みなさんも家庭菜園に挑戦してみませんか?

食と健康への関心の高まりから、近年にわかに家庭菜園が流行しています。

季節ごとの野菜を育てる楽しさはちょっとしたコツでぐんと広がります。

フキの植えつけと上手な管理

山野に自生するフキは、極めて数少ない日本原産の野菜です。家の庭先や木陰、畑の片隅などに植えておけば、あまり手を掛けなくても毎年取り続けられるので大変便利です。通常は葉柄を食べますが、早春に取れるフキノトウの、苦味のある独特な味も格別です。


 


植えつけの適期は、暑さが遠のき始めた8月下旬から9月にかけてです。すでに栽培されているところや自生地から根株を掘り上げてきて、しっかり充実した地下茎を3~4節(長さ10~15cmぐらい)に切り分け、これを種根とします。根株がなければ、園芸店などで少数ずつ袋詰めされたものが、シーズンに入れば売り出されます。


 


植えつけ場所には早めに石灰を全面にばらまき、よく耕し込んでおきます。そして50~60cm間隔にくわ幅の溝を掘り、元肥に堆肥(たいひ)と油かすを施したあと、土を戻し、25~30cm間隔に、横向きに種根を並べ置いて、3~4cm覆土します。その上に防乾、防暑のために稲わらまたは乾草などを覆っておきます。


 


茎葉が伸びてきたら、春から秋の間に3~4回ほど、少量の油かすを株の周りにばらまいて追肥をします。
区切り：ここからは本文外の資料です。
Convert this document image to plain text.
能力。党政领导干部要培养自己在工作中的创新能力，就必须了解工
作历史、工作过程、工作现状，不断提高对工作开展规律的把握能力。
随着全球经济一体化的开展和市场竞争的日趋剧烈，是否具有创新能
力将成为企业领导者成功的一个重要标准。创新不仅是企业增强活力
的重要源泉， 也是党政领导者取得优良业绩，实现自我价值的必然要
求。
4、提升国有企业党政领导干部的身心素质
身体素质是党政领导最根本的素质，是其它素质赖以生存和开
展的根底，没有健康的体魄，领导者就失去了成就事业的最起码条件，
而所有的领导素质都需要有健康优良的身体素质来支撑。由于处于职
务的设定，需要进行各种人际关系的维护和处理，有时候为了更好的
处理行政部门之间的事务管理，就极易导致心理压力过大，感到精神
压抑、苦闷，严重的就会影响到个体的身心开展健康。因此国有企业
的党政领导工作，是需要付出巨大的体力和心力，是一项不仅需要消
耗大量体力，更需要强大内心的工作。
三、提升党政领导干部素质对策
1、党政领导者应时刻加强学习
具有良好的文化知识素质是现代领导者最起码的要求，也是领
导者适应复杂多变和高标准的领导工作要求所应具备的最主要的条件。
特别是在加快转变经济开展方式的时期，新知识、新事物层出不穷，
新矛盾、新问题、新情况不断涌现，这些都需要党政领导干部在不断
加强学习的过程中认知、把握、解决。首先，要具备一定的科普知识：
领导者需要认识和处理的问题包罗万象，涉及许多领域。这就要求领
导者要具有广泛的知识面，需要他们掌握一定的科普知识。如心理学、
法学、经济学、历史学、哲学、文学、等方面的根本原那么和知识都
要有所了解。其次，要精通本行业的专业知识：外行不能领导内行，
細根が浅いところに張っているので、肥料は根やけを起こさせないものを適量与えることが大切です。


 


夏の強い日差しを嫌うので、木陰など半日陰に植えるのがベターですが、日当たりの良い場所では遮光資材を用いたり、丈の長い作物を2~3列置きに植えるなど、陰を作る工夫をしてみましょう。


 


一度植えたら4~5年以上もそのままで収穫し続けられますが、良質品を得るには2~3年で植え替えすることをおすすめします。